Wednesday, April 14, 2010

"Why, I Oughtta...."

Comedy has its epochs. What was funny to audiences in, say, 1920 might bore us to death today. That's probably because humor is so reflective of the current events and circumstances that generated it and provide its backdrop. But some comedic pairings will always endure. Laurel and Hardy, for example, are still funny 80 years later because they established such indelible comedic archetypes: the put-upon straight man and the imbecilic man-child (a template revised by comedy teams like Abbott and Costello, Martin and Lewis, and even Rowan and Martin). The physical comedy of their routines is flawlessly executed, and the pair is inherently likable whatever the context. Likewise, the Marx Brothers are still hilarious, though they're grounded in a world of ocean liners and dowagers that's so long-lost it seems like you're looking through a wormhole to an era centuries ago. The Three Stooges are literally hit and miss; you have to think seltzer bottles and eye pokes are amusing to get to the brief enjoyable bits, and there were enough third-Stooge replacements that you're bound to like one. Of course Lucille Ball's brand of physical comedy will always be funny; it's something about the willingness of a truly beautiful actress to immerse herself in awkward situations and gags, melded with the universality of domestic situations the audience can relate to easily.

But then we come to the comedy team of Bud Abbott and Lou Costello, so popular in the '40s and '50s. Were they ever funny? Their "Who's On First?" routine still endures, and it's the wordplay that's sustained it all this time. But their comedic dynamic was so dependent on Abbott relentlessly bullying the chubby, marginally more likable Costello that it's hard to watch. You can't imagine these two men being friends, the way you might convince yourself that other comedy teams were, or why they would have cast their lots together. In fact whatever chemistry held their act together was so tenuous they spent their entire career replaying the same few dependable routines, starting in radio in the 1930s right up through the end of their film and television careers in the mid-'50s. They didn't trust audiences to accept them with fresh material, and in the end the public tired of them, though they had a substantial run. Ironically, they were replaced by Jerry Lewis and Dean Martin, a far more talented team they supposedly discovered who could each branch off and enjoy successful solo careers.

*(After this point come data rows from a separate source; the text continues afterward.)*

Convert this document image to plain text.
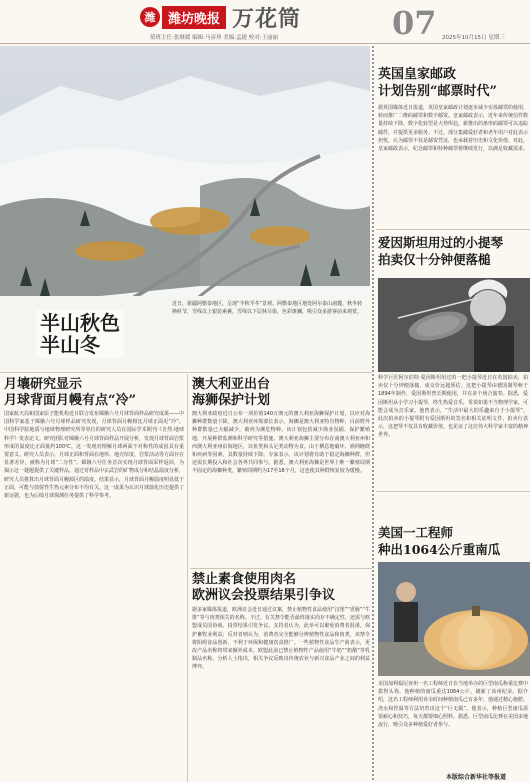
潍 潍坊晚报 万花筒	07
值班主任:张继媛 编辑:马彦珍 美编:孟捷 校对:王丽丽	2025年10月15日 星期三
半山秋色
半山冬
近日，新疆阿勒泰地区，呈现“半秋半冬”景观。阿勒泰地区地处阿尔泰山南麓，秋冬转换时节，雪线以上银装素裹，雪线以下层林尽染，色彩斑斓，吸引众多游客前来观赏。
月壤研究显示
月球背面月幔有点“冷”
国家航天局和国家原子能机构近日联合发布嫦娥六号月球背面样品研究成果——中国科学家基于嫦娥六号月球样品研究发现，月球背面月幔相比月球正面更“冷”。中国科学院地质与地球物理研究所等单位的研究人员在国际学术期刊《自然·地球科学》发表论文。研究团队对嫦娥六号月球背面样品开展分析，发现月球背面岩浆形成的温度比正面低约100℃。这一发现对理解月球两面不对称性的成因具有重要意义。研究人员表示，月球正面和背面在地形、地壳厚度、岩浆活动等方面存在显著差异，被称为月球“二分性”。嫦娥六号任务首次实现月球背面采样返回，为揭示这一谜题提供了关键样品。通过对样品中玄武岩的矿物成分和结晶温度分析，研究人员推算出月球背面月幔源区的温度。结果显示，月球背面月幔温度明显低于正面，可能与放射性生热元素分布不均有关。这一成果为认识月球演化历史提供了新证据，也为后续月球探测任务提供了科学参考。
澳大利亚出台
海狮保护计划
澳大利亚政府近日公布一项价值140万澳元的澳大利亚海狮保护计划，以应对海狮种群数量下降。澳大利亚环境部长表示，海狮是澳大利亚特有物种，目前野外种群数量已大幅减少，被列为濒危物种。该计划包括减少渔业误捕、保护繁殖地、开展种群监测和科学研究等措施。澳大利亚海狮主要分布在南澳大利亚州和西澳大利亚州沿海地区，以鱼类和头足类动物为食。由于栖息地破坏、渔网缠绕和疾病等因素，其数量持续下降。专家表示，该计划将有助于稳定海狮种群，但还需长期投入和社会各界共同参与。据悉，澳大利亚海狮是世界上唯一繁殖周期不固定的海狮种类，繁殖周期约为17至18个月，这也使其种群恢复较为缓慢。
禁止素食使用肉名
欧洲议会投票结果引争议
据多家媒体报道，欧洲议会近日通过议案，禁止植物性食品使用“汉堡”“香肠”“牛排”等与肉类相关的名称。不过，有关禁令能否最终落实尚存不确定性，还需与欧盟成员国协商。投票结果引发争议。支持者认为，此举可以避免消费者混淆，保护畜牧业利益；反对者则认为，消费者完全能够分辨植物性食品和肉类，该禁令将阻碍食品创新，不利于环保和健康饮食推广。一些植物性食品生产商表示，更改产品名称将带来额外成本。欧盟此前已禁止植物性产品使用“牛奶”“奶酪”等乳制品名称。分析人士指出，相关争议反映出传统农业与新兴食品产业之间的利益博弈。
英国皇家邮政
计划告别“邮票时代”
据英国媒体近日报道，英国皇家邮政计划逐步减少实体邮票的使用，转而推广二维码邮票和数字邮资。皇家邮政表示，近年来传统信件数量持续下降，数字化转型是大势所趋。新推出的条形码邮票可以追踪邮件，并提供更多服务。不过，部分集邮爱好者和老年用户对此表示担忧，认为邮票不仅是邮资凭证，也承载着历史和文化价值。对此，皇家邮政表示，纪念邮票和特种邮票将继续发行，以满足收藏需求。
爱因斯坦用过的小提琴
拍卖仅十分钟便落槌
科学巨匠阿尔伯特·爱因斯坦用过的一把小提琴近日在英国拍卖，拍卖仅十分钟便落槌，成交价远超预估。这把小提琴由德国制琴师于1894年制作，爱因斯坦曾长期使用，并在多个场合演奏。据悉，爱因斯坦从小学习小提琴，终生热爱音乐，常说如果不当物理学家，可能会成为音乐家。他曾表示，“生活中最大的乐趣来自于小提琴”。此次拍卖的小提琴附有爱因斯坦的签名和相关证明文件。拍卖行表示，这把琴不仅具有收藏价值，也见证了这位伟大科学家丰富的精神世界。
美国一工程师
种出1064公斤重南瓜
美国加利福尼亚州一名工程师近日在当地举办的巨型南瓜称重比赛中拔得头筹，他种植的南瓜重达1064公斤，刷新了该州纪录。据介绍，这名工程师利用业余时间种植南瓜已有多年，他通过精心施肥、浇水和控温等方法培育出这个“巨无霸”。他表示，种植巨型南瓜需要耐心和技巧，每天都要细心照料。据悉，巨型南瓜比赛在美国多地流行，吸引众多种植爱好者参与。
本版综合新华社等报道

Abbott and Costello made just one good film, though, and when I was a little kid I was completely enchanted by it. It's called The Time of Their Lives, from 1946, and it's one of only two films they made together where they're not actually a team. Costello plays a New England tinker during the Revolutionary War who, along with a woman played by a pretty brunette actress named Elizabeth Reynolds, is branded a traitor. Their ghosts are cursed to remain near the well where their bodies were thrown after they were shot (a heavy premise for a comedy of the day) for supposedly being in league with Benedict Arnold, and when a group of people in the 20th century take over the adjacent farmhouse, they attempt to clear their names from beyond the ectoplasm. I think the premise fascinated me -- the fact that these two people were bound together for nearly 200 years in a strangely benign, asexual limbo. Best of all, it's the one film where Abbott is on the receiving end of the punishment for a change, as the ghostly and invisible Costello pulls gags on him from the great beyond. It's wonderfully satisfying when the two manage to clear their names and are released from their curse; they advance at last on the pearly gates of Heaven, which flash with electric light bulbs like a broadway theatre marquee.

Like many comedic teams, the two feuded constantly, and weren't even speaking during the making of this film. That only served to enhance the story of a wronged ghost harassing a bully, something enjoyable to watch after all those years of shouting and harranging. Costello died in his early 50s, and though Abbott lived for many more years, he simply performed the same routines with a series of comedic partners for the rest of his life, as if who was on first really didn't matter after all.